Resonancia: ¿cómo amplificamos nuestra voz sin forzar?
Resonar no es cantar más fuerte. Es vibrar mejor.
Uno de los conceptos más liberadores que puedes descubrir al aprender a cantar es que no necesitas gritar para que tu voz se escuche. Solo necesitas resonar.
La resonancia vocal ocurre cuando el sonido generado por tus cuerdas vocales se amplifica gracias al uso eficiente del tracto vocal, es decir, los espacios por donde pasa y se moldea el sonido. Según Marco Guzmán, la resonancia no es un fenómeno mágico ni un efecto externo, sino un resultado natural de una buena configuración del tracto vocal. Esta incluye la apertura de la boca, la posición de la lengua, el paladar blando, y la forma de la faringe. Una voz resonante no necesita ser forzada: se proyecta sola cuando el cuerpo está alineado y los resonadores están libres para vibrar.
¿Qué es la resonancia vocal?
Según la ciencia vocal, el sonido se produce en dos etapas:
- Fuente: las cuerdas vocales generan una vibración.
- Filtro: el tracto vocal (boca, lengua, paladar, faringe) da forma y amplifica ese sonido.
Resonar bien es aprovechar al máximo ese filtro. Es colocar el sonido en los lugares donde vibra con facilidad y se expande sin tensión.

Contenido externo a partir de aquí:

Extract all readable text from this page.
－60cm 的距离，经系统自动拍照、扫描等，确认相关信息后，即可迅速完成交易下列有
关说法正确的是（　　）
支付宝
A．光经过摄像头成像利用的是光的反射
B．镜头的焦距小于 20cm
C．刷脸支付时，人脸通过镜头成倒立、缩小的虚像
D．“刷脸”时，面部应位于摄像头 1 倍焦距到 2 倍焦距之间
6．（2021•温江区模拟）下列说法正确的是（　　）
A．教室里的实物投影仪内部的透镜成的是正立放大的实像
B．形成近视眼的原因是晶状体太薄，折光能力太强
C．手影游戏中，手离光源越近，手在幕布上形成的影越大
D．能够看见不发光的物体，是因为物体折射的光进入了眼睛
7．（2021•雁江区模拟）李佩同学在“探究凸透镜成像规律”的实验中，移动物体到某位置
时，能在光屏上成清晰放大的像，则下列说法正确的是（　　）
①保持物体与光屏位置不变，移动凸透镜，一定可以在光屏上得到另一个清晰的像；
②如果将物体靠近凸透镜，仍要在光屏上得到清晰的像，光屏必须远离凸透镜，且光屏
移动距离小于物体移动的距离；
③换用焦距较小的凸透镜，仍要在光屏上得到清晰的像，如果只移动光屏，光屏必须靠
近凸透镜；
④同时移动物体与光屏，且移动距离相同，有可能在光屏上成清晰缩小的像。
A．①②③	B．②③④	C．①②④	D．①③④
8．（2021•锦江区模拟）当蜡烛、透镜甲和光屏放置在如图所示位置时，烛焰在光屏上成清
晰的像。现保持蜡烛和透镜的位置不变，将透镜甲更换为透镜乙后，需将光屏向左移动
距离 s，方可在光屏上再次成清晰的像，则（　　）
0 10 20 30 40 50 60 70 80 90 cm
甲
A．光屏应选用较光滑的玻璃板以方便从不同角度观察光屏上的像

¿Cómo sabes si estás resonando bien?
- Sientes cosquilleo en labios, nariz o paladar, y puedes percibir armónicos en tu voz
- Tu voz se escucha clara y con cuerpo sin hacer fuerza
- Puedes proyectar sin esfuerzo físico
La buena resonancia genera una sensación de expansión y libertad. Y sí, se entrena.

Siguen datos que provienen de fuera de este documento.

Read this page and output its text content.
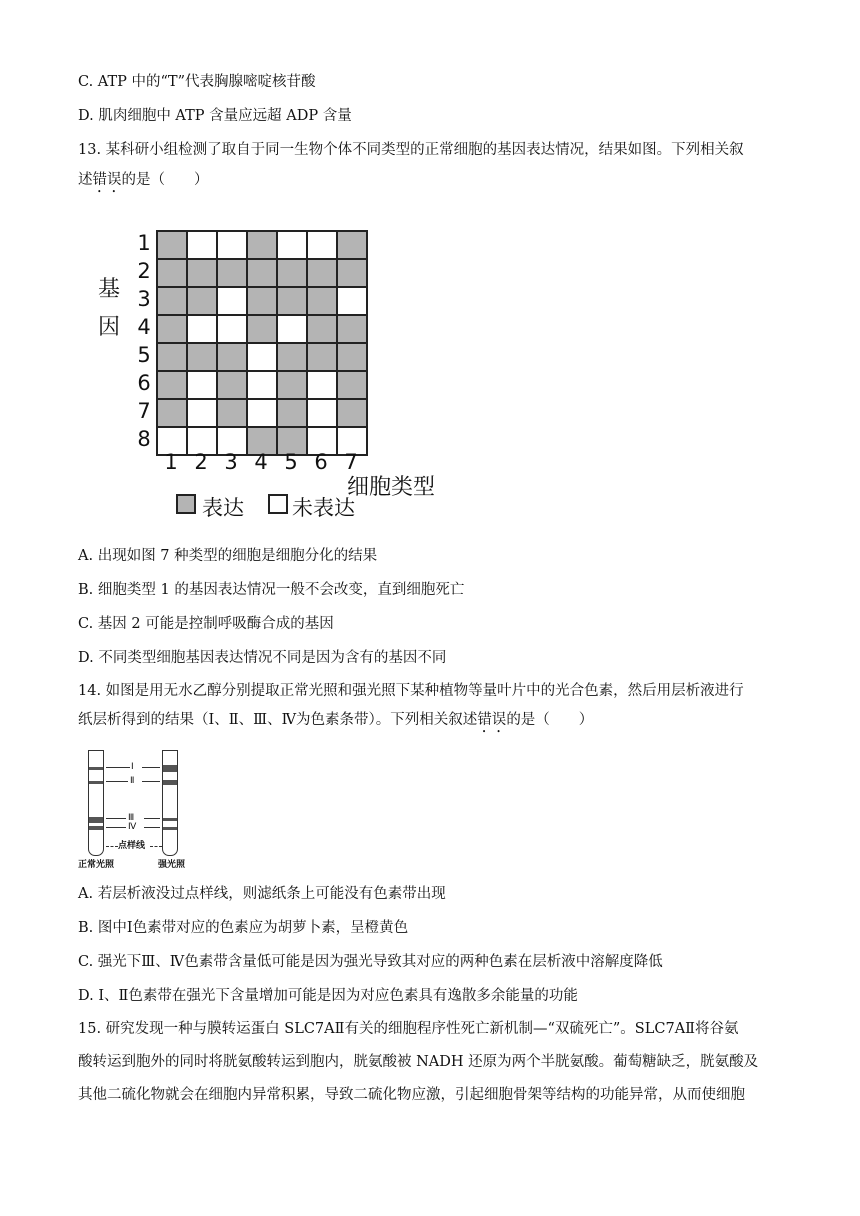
C. ATP 中的“T”代表胸腺嘧啶核苷酸
D. 肌肉细胞中 ATP 含量应远超 ADP 含量
13. 某科研小组检测了取自于同一生物个体不同类型的正常细胞的基因表达情况，结果如图。下列相关叙
述错误的是（　　）
基
因
1
2
3
4
5
6
7
8
1 2 3 4 5 6 7
细胞类型
表达 未表达
A. 出现如图 7 种类型的细胞是细胞分化的结果
B. 细胞类型 1 的基因表达情况一般不会改变，直到细胞死亡
C. 基因 2 可能是控制呼吸酶合成的基因
D. 不同类型细胞基因表达情况不同是因为含有的基因不同
14. 如图是用无水乙醇分别提取正常光照和强光照下某种植物等量叶片中的光合色素，然后用层析液进行
纸层析得到的结果（Ⅰ、Ⅱ、Ⅲ、Ⅳ为色素条带）。下列相关叙述错误的是（　　）
Ⅰ
Ⅱ
Ⅲ
Ⅳ
点样线
正常光照	强光照
A. 若层析液没过点样线，则滤纸条上可能没有色素带出现
B. 图中Ⅰ色素带对应的色素应为胡萝卜素，呈橙黄色
C. 强光下Ⅲ、Ⅳ色素带含量低可能是因为强光导致其对应的两种色素在层析液中溶解度降低
D. Ⅰ、Ⅱ色素带在强光下含量增加可能是因为对应色素具有逸散多余能量的功能
15. 研究发现一种与膜转运蛋白 SLC7AⅡ有关的细胞程序性死亡新机制—“双硫死亡”。SLC7AⅡ将谷氨
酸转运到胞外的同时将胱氨酸转运到胞内，胱氨酸被 NADH 还原为两个半胱氨酸。葡萄糖缺乏，胱氨酸及
其他二硫化物就会在细胞内异常积累，导致二硫化物应激，引起细胞骨架等结构的功能异常，从而使细胞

Ejercicio simple de resonancia (basado en Marco Guzmán – técnica semiocluida):
En su artículo «Semi-Occluded Vocal Tract Exercises in Voice Therapy and Training» (Guzmán et al., 2013), Marco Guzmán recomienda el uso de ejercicios con tracto vocal semiocluido (SOVT) para mejorar la resonancia y reducir la presión en las cuerdas vocales.
Uno de los ejercicios más eficaces y seguros es el uso del tube phonation (fonación en tubo):
- Toma una pajita (pitillo o sorbete) y colócala dentro de un vaso con agua, asegurándote de que entre 1 a 2 cm del tubo estén sumergidos.
- Inhala de forma natural y luego emite un sonido con una vocal (por ejemplo, una «U») a través de la pajita.
- Observa la vibración de las burbujas. El flujo debe ser constante, sin cortes, y el cuerpo debe permanecer relajado.
Este ejercicio promueve una mejor interacción entre presión subglótica y configuración del tracto vocal, facilitando la resonancia y la eficiencia fonatoria sin forzar la laringe.
Puedes leer más sobre este enfoque en:
Guzmán, M., Laukkanen, A. M., Krupa, P., Malyska, N., & Scherer, R. C. (2013). «Vocal Tract and Glottal Function During and After Vocal Exercises With Semi-Occluded Vocal Tract». Journal of Voice.